The Moon’s newest robotic mission is recuperating, according to an update from Japan’s space agency.

While the SLIM (Smart Lander for Investigating Moon) spacecraft successfully landed on the Moon back on January 19 — making Japan the fifth country to ace the perilous maneuver — it landed on its side with its solar panels facing away from the Sun. Left without enough sunlight to generate renewable energy, SLIM’s battery dipped to 12 percent, forcing officials from the Japan Aerospace Exploration Agency (JAXA) to power down the history-maker just two and a half hours after landing (though it did send some images and data back first).

NASA’s Lunar Reconnaissance Orbiter captured this image of JAXA’s SLIM lander on the Moon’s surface on January 24, 2024.

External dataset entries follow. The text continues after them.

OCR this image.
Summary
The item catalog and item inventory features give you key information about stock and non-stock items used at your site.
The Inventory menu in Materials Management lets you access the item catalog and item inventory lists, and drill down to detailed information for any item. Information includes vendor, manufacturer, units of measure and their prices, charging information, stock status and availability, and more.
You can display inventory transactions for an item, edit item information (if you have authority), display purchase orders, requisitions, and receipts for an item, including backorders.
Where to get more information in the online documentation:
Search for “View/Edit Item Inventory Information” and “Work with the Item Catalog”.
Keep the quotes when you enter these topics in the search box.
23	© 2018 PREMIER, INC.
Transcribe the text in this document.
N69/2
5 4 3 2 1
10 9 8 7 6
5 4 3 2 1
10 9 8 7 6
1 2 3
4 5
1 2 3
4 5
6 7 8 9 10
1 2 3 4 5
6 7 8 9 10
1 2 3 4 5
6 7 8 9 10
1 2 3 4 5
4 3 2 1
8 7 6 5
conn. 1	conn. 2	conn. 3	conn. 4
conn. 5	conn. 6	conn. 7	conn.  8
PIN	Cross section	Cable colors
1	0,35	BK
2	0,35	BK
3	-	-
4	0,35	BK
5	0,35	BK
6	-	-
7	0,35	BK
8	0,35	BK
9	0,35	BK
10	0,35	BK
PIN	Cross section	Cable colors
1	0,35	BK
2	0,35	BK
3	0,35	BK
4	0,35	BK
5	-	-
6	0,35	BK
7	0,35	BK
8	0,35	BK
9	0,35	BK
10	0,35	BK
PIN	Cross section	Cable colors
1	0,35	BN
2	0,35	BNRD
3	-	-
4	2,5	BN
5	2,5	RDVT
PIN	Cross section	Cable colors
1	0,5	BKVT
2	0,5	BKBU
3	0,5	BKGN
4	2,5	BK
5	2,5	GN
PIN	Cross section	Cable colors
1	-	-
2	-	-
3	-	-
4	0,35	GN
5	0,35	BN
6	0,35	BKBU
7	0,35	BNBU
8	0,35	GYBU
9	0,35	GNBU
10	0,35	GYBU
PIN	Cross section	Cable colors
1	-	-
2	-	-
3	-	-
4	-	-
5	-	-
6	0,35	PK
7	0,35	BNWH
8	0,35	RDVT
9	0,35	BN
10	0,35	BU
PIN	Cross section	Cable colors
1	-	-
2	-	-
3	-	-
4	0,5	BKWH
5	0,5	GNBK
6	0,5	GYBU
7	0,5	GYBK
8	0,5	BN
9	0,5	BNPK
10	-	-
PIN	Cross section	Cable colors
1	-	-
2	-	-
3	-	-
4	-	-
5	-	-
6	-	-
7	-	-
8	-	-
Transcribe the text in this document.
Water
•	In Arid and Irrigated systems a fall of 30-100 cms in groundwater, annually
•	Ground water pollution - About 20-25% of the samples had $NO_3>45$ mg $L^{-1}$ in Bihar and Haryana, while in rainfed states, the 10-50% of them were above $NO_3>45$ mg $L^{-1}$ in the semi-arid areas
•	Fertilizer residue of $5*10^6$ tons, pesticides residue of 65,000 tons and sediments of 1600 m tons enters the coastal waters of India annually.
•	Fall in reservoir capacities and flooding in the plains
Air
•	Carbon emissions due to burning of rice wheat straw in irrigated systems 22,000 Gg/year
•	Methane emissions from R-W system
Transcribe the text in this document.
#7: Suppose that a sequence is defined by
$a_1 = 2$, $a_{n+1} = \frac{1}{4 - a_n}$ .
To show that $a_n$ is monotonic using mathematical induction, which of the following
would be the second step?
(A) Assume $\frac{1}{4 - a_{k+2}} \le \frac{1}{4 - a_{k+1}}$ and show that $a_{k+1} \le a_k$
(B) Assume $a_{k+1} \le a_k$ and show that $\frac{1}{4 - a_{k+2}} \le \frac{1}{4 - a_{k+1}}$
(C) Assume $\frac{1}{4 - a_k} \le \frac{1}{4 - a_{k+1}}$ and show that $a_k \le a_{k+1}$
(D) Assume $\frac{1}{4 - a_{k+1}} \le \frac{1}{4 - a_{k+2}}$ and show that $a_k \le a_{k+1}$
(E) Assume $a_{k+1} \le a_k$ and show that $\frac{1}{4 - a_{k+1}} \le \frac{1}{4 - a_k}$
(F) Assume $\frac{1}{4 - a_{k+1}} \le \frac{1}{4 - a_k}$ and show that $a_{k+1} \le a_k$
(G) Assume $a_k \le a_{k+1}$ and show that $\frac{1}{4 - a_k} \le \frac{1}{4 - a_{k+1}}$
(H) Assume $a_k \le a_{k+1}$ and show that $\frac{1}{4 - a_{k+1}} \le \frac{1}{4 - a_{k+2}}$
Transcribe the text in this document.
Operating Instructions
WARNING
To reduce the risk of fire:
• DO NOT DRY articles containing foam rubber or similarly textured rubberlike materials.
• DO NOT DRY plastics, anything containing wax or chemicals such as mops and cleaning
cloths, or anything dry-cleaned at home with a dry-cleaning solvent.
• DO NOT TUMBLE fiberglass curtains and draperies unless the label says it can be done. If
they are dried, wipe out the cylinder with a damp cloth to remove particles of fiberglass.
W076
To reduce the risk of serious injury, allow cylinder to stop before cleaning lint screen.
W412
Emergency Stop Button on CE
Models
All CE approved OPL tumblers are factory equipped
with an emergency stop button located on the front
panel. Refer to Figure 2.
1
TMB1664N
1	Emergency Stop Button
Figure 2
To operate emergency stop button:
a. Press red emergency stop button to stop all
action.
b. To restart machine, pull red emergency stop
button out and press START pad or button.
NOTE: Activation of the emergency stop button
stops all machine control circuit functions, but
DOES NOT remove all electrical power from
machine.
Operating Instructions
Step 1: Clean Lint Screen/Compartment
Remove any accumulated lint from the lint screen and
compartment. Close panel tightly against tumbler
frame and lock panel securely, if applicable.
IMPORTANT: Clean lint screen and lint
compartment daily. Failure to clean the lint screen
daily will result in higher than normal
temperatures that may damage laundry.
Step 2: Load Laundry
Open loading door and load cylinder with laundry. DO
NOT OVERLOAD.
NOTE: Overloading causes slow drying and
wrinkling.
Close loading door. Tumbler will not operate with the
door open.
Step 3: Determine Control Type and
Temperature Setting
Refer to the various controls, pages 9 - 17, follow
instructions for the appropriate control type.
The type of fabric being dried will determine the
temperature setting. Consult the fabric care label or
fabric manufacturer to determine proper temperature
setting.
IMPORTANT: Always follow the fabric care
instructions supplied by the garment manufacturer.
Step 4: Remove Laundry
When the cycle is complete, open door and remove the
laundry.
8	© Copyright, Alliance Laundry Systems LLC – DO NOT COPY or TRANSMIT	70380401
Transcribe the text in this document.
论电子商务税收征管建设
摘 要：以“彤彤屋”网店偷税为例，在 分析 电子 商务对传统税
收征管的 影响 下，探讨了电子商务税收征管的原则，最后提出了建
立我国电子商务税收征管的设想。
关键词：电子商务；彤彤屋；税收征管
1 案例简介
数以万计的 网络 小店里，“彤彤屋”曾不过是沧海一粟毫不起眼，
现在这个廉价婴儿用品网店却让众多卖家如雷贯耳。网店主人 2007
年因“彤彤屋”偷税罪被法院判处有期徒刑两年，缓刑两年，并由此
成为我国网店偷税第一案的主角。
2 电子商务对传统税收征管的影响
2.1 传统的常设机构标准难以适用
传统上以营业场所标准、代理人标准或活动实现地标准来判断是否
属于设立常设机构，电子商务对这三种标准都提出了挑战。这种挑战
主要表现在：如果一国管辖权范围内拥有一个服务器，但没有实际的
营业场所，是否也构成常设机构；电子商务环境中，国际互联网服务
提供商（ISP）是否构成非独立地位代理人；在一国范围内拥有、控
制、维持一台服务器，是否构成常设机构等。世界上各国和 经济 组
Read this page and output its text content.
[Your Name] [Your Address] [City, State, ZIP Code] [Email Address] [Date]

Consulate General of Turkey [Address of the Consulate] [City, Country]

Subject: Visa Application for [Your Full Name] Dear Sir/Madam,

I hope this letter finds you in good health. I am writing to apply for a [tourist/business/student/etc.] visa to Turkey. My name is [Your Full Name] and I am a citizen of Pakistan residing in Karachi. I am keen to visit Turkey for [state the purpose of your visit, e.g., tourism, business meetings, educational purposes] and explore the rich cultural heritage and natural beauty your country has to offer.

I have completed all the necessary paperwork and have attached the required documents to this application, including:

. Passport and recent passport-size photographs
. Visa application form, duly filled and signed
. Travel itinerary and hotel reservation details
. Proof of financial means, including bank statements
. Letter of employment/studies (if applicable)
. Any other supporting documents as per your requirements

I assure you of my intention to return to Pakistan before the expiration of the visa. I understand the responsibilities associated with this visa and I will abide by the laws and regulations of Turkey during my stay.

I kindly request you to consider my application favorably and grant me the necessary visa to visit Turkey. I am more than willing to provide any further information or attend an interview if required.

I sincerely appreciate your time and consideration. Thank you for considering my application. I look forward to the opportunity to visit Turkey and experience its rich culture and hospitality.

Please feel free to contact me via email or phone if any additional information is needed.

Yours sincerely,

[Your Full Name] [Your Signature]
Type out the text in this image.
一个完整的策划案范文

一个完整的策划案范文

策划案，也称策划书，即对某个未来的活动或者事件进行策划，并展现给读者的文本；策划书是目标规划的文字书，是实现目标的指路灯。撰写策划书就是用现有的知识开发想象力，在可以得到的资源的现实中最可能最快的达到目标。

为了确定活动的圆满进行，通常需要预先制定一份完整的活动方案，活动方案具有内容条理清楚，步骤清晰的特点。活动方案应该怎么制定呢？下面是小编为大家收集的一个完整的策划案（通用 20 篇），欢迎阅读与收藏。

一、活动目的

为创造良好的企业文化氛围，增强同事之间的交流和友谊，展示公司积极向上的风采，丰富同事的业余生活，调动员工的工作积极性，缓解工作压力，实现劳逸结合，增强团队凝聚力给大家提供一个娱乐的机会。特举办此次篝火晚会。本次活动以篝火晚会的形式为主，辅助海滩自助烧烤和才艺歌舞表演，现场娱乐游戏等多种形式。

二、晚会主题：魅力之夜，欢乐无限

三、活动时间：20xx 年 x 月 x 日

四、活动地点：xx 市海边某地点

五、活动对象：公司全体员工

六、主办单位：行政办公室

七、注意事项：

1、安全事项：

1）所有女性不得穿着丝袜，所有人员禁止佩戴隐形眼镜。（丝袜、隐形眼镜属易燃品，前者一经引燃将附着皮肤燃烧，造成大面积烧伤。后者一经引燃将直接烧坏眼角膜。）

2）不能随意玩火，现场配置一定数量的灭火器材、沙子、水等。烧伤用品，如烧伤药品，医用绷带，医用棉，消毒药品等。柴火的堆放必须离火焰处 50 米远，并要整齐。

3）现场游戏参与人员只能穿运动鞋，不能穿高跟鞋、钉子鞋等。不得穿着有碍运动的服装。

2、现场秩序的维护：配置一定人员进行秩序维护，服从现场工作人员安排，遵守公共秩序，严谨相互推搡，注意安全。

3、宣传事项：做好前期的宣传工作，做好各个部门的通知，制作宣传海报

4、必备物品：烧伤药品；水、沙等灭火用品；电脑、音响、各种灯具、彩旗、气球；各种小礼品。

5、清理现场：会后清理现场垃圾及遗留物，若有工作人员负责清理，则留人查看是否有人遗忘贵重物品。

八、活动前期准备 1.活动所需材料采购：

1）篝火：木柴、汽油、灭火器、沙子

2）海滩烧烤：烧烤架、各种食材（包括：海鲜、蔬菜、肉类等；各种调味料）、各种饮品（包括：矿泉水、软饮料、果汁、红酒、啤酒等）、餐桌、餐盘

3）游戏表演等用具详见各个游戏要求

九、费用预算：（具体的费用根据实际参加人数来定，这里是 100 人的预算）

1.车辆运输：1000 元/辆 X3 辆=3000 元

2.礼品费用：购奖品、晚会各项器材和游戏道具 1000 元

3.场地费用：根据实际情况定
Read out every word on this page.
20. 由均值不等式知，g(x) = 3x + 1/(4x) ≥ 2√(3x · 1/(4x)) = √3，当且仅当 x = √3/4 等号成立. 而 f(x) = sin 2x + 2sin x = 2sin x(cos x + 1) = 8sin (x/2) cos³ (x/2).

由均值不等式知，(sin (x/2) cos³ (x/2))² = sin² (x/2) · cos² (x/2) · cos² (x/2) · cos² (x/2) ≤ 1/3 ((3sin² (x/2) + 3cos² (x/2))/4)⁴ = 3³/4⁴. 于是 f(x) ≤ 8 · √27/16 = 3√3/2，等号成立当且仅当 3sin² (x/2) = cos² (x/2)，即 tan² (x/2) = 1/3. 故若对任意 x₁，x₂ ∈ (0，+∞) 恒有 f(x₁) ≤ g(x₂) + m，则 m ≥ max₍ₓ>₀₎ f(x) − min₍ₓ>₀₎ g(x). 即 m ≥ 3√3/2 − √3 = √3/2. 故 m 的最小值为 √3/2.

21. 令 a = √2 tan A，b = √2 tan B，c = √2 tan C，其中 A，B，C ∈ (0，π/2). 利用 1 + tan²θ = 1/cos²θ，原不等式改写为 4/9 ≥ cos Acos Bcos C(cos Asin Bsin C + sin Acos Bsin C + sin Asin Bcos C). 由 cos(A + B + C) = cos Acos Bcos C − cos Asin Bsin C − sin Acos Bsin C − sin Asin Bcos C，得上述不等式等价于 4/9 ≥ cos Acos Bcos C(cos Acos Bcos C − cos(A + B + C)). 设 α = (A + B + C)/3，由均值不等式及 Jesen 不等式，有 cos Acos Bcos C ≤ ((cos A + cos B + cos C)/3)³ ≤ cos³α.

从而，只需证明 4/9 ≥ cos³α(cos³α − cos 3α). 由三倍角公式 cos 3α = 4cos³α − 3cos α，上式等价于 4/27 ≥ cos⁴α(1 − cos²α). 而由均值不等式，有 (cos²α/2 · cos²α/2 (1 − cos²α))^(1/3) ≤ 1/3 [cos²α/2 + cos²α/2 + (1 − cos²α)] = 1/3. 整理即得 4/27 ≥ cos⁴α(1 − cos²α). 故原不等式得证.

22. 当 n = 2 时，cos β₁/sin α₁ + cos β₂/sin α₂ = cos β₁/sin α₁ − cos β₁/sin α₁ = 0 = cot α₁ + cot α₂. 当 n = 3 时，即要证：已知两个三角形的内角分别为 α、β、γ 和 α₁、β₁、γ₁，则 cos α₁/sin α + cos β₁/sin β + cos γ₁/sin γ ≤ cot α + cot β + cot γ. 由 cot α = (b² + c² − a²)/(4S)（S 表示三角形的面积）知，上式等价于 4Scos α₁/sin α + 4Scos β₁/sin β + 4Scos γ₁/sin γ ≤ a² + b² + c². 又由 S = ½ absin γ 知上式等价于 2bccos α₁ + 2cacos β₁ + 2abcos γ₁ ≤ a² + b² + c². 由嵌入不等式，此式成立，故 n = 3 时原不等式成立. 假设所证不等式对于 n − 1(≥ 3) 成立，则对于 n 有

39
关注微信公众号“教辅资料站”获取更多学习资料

NASA/Goddard/Arizona State University

Thankfully, there was a natural remedy; it just required some patience. In the weeks following SLIM’s landing, JAXA officials had hoped that sunlight would strike SLIM at better angles. (A day on Earth is 24 hours, but a day on the Moon lasts a month.) Ideally, it would reach its westward-facing panels and allow the lander to generate enough energy to complete its mission. This plan seems to have happened.

“Communication with SLIM was successfully established last night, and operations resumed!” JAXA announced in an update on Sunday via X (formerly Twitter).

Before powering down, SLIM had snapped some pictures of the rocks surrounding it with the Multi-Band Camera (MBC). When SLIM came back online, MBC got back to work. The team tried out the camera’s 10-band observation feature for the first time and used it to get a close-up look at a Moon rock JAXA had named “Toy Poodle.” Agency officials shared on Thursday that they are assigning dog names to rocks as a shorthand for their relative sizes.

Despite SLIM’s hurdle, the mission has already completed other tasks. Two small landers, LEV-1 and LEV-2, successfully deployed and have become Japan’s first Moon rovers. JAXA officials also studied the early MBC images and assigned dog names to a handful of Moon rocks as they waited for SLIM’s reawakening.